Note that the Git "tag" you assigned remains a separate value used elsewhere with GitHub for sorting and in your original repo code, so is good practice. It allows GitHub releases to map back your growing list of "releases" with specific commit and pointers in your evolving online remote repo code base.

Is my "Repo Name" the same as my "Release Title"?

They are NOT the same! But they can be if you like. What if my repo is called "ABC" but my software is actually "DEF", but has some "ABC" code inside it? That is fine too! Just remember, the "tag" system does map your release to a saved pointer in your Git remote Repo. The Title does not. But at the end of the day, it does not matter what you name your release. The repo title connection to it is meaningless now, as far as code or Git goes. But as I mentioned above, its much EASIER to match your release title to your repo title, exactly, then paste in at the end your matching version number to match, as well. This makes understanding each release and its relationship to the repo code much easier over time! So write a full title for every release!

GitHub Release "BEST PRACTICES" SUMMARY

  1. Try and add "tags" in your repo code on a regular basis as you complete finished points in the project and set a standard version number like "v1.0.0.0". Use a truncated version for simple projects, like "v2.1". These will then appear magically in your release tag list and allow GitHub releases to sync with Git tags.
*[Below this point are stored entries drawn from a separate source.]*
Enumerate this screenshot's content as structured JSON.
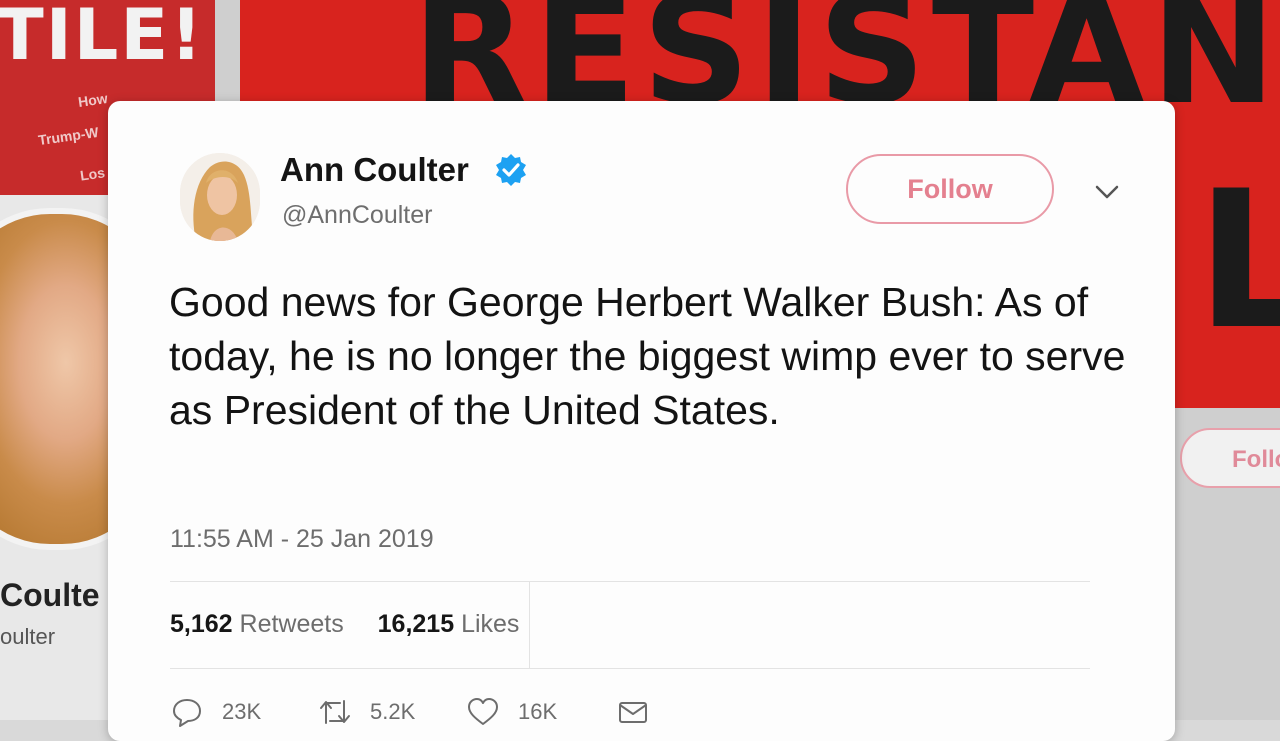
{
  "background": {
    "book_left_title": "TILE!",
    "book_left_lines": [
      "How",
      "Trump-W",
      "Los"
    ],
    "book_main_title": "RESISTANC",
    "book_main_letters": "LE",
    "profile_name": "Coulte",
    "profile_handle": "oulter",
    "follow_partial": "Follo"
  },
  "tweet": {
    "author_name": "Ann Coulter",
    "author_handle": "@AnnCoulter",
    "verified": true,
    "follow_label": "Follow",
    "text": "Good news for George Herbert Walker Bush: As of today, he is no longer the biggest wimp ever to serve as President of the United States.",
    "timestamp": "11:55 AM - 25 Jan 2019",
    "retweets_count": "5,162",
    "retweets_label": "Retweets",
    "likes_count": "16,215",
    "likes_label": "Likes",
    "actions": {
      "reply_count": "23K",
      "retweet_count": "5.2K",
      "like_count": "16K"
    }
  },
  "colors": {
    "follow_accent": "#e4808f",
    "verified_blue": "#1da1f2",
    "background_red": "#d8231e"
  },
  "icons": [
    "verified-badge-icon",
    "chevron-down-icon",
    "reply-icon",
    "retweet-icon",
    "like-icon",
    "message-icon"
  ]
}
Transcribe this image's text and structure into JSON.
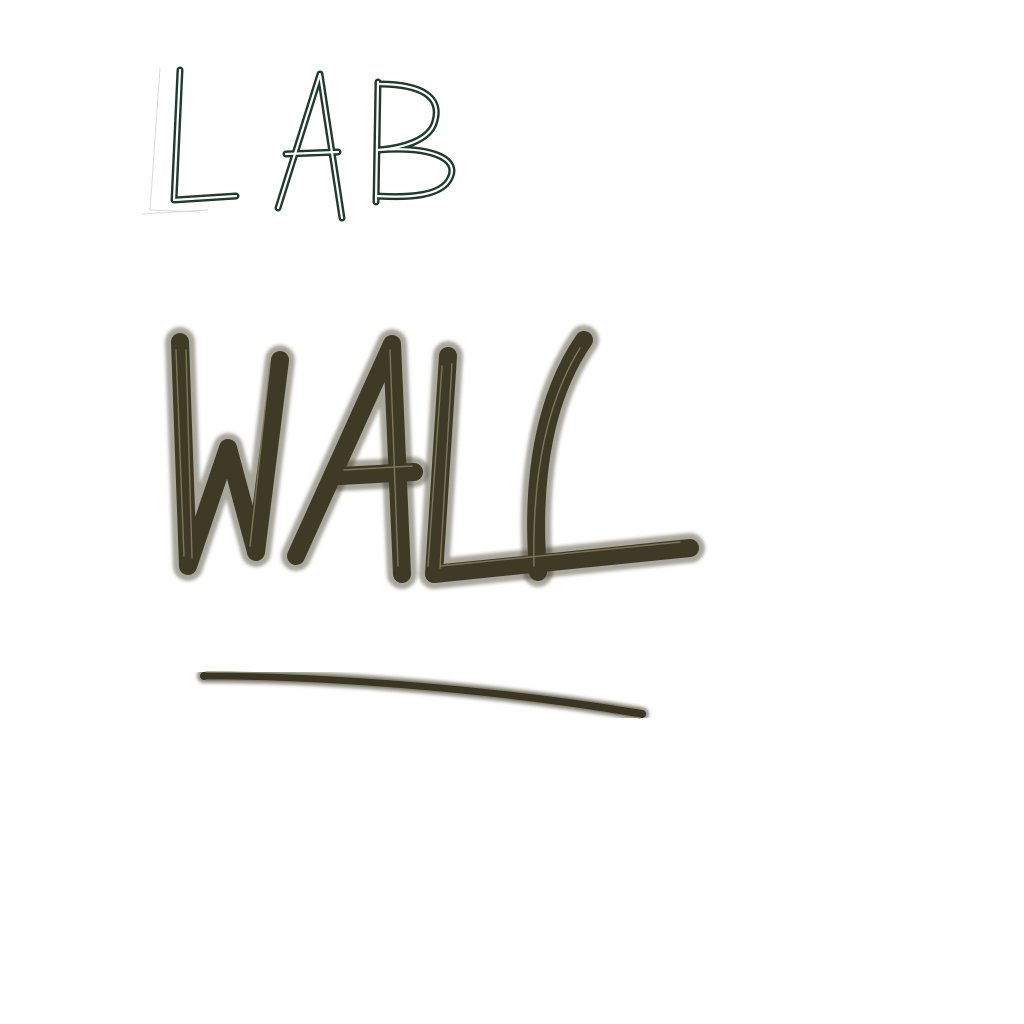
{
  "sketch": {
    "top_word": "LAB",
    "main_word": "WALL",
    "background_color": "#ffffff",
    "top_word_color": "#1f3a2e",
    "main_word_color": "#3f3a26",
    "underline_color": "#3a3626"
  }
}
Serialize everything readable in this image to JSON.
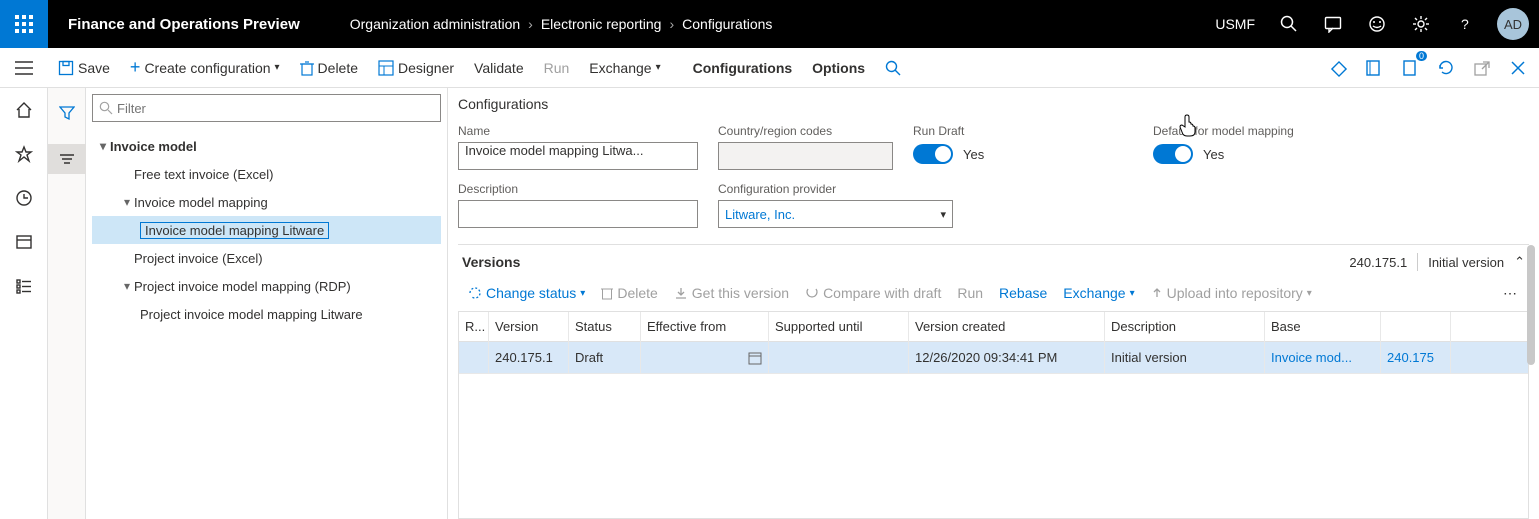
{
  "header": {
    "app_title": "Finance and Operations Preview",
    "breadcrumb": [
      "Organization administration",
      "Electronic reporting",
      "Configurations"
    ],
    "company": "USMF",
    "avatar": "AD"
  },
  "actionbar": {
    "save": "Save",
    "create": "Create configuration",
    "delete": "Delete",
    "designer": "Designer",
    "validate": "Validate",
    "run": "Run",
    "exchange": "Exchange",
    "configurations": "Configurations",
    "options": "Options"
  },
  "filter": {
    "placeholder": "Filter"
  },
  "tree": {
    "items": [
      {
        "label": "Invoice model",
        "level": 0,
        "expanded": true
      },
      {
        "label": "Free text invoice (Excel)",
        "level": 1
      },
      {
        "label": "Invoice model mapping",
        "level": 1,
        "expanded": true
      },
      {
        "label": "Invoice model mapping Litware",
        "level": 2,
        "selected": true
      },
      {
        "label": "Project invoice (Excel)",
        "level": 1
      },
      {
        "label": "Project invoice model mapping (RDP)",
        "level": 1,
        "expanded": true
      },
      {
        "label": "Project invoice model mapping Litware",
        "level": 2
      }
    ]
  },
  "details": {
    "heading": "Configurations",
    "labels": {
      "name": "Name",
      "country": "Country/region codes",
      "run_draft": "Run Draft",
      "default_mapping": "Default for model mapping",
      "description": "Description",
      "provider": "Configuration provider"
    },
    "values": {
      "name": "Invoice model mapping Litwa...",
      "country": "",
      "description": "",
      "provider": "Litware, Inc.",
      "run_draft": "Yes",
      "default_mapping": "Yes"
    }
  },
  "versions": {
    "heading": "Versions",
    "summary_version": "240.175.1",
    "summary_desc": "Initial version",
    "toolbar": {
      "change_status": "Change status",
      "delete": "Delete",
      "get_this": "Get this version",
      "compare": "Compare with draft",
      "run": "Run",
      "rebase": "Rebase",
      "exchange": "Exchange",
      "upload": "Upload into repository"
    },
    "columns": {
      "r": "R...",
      "version": "Version",
      "status": "Status",
      "effective": "Effective from",
      "supported": "Supported until",
      "created": "Version created",
      "description": "Description",
      "base": "Base"
    },
    "rows": [
      {
        "r": "",
        "version": "240.175.1",
        "status": "Draft",
        "effective": "",
        "supported": "",
        "created": "12/26/2020 09:34:41 PM",
        "description": "Initial version",
        "base_name": "Invoice mod...",
        "base_ver": "240.175"
      }
    ]
  }
}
  2. Now when you create your GitHub release, your tags with version numbers will now appear in the tags list of the release page to choose from. Sorry they didn't bother to tell you this! However....it is Ok to NOT use Git tags at all and simply make up your own tags. I recommend version numbers since GitHub will add these back into your repository code. But that text can be anything, not just release version numbers!

  3. Now type a nice release title that includes the name of your repo in it, or at least a software name that is unique to your project. Your GitHub release "title" can be anything you like! I recommend it match the name of your GitHub repo project, however. Just do not use cryptic, hungarian-notated, truncated acronyms like kids use today. That just creates mass confusion and a mess. Give your release name the software's full name so users know what it is, then add a space and then the tag version used above at the end. GitHub will now create your title as so in the release file name the user downloads to your computer as so. Below is what the download file name will become:

The Release Title you typed at GitHub: "MySoftwareTitle v3.2"

Your Release Title on the download file becomes this: "MySoftwareTitle-v3.2"

  1. GitHub will always place the latest release first in the list of releases associated with your repo. These releases are located to the right in the release section of your GitHub repository homepage. They always list the latest release first in the list, regardless of whatever text title you typed. So that is why your release title should have the name of the repo or software first followed by the version number to match whatever tag version text you used in the repo. If someone wants to dig for earlier releases they can click a link and see them listed newest to oldest with the added version numbers added at the end of the title.

Easy! Everyone now knows what the heck they downloaded from your GitHub page.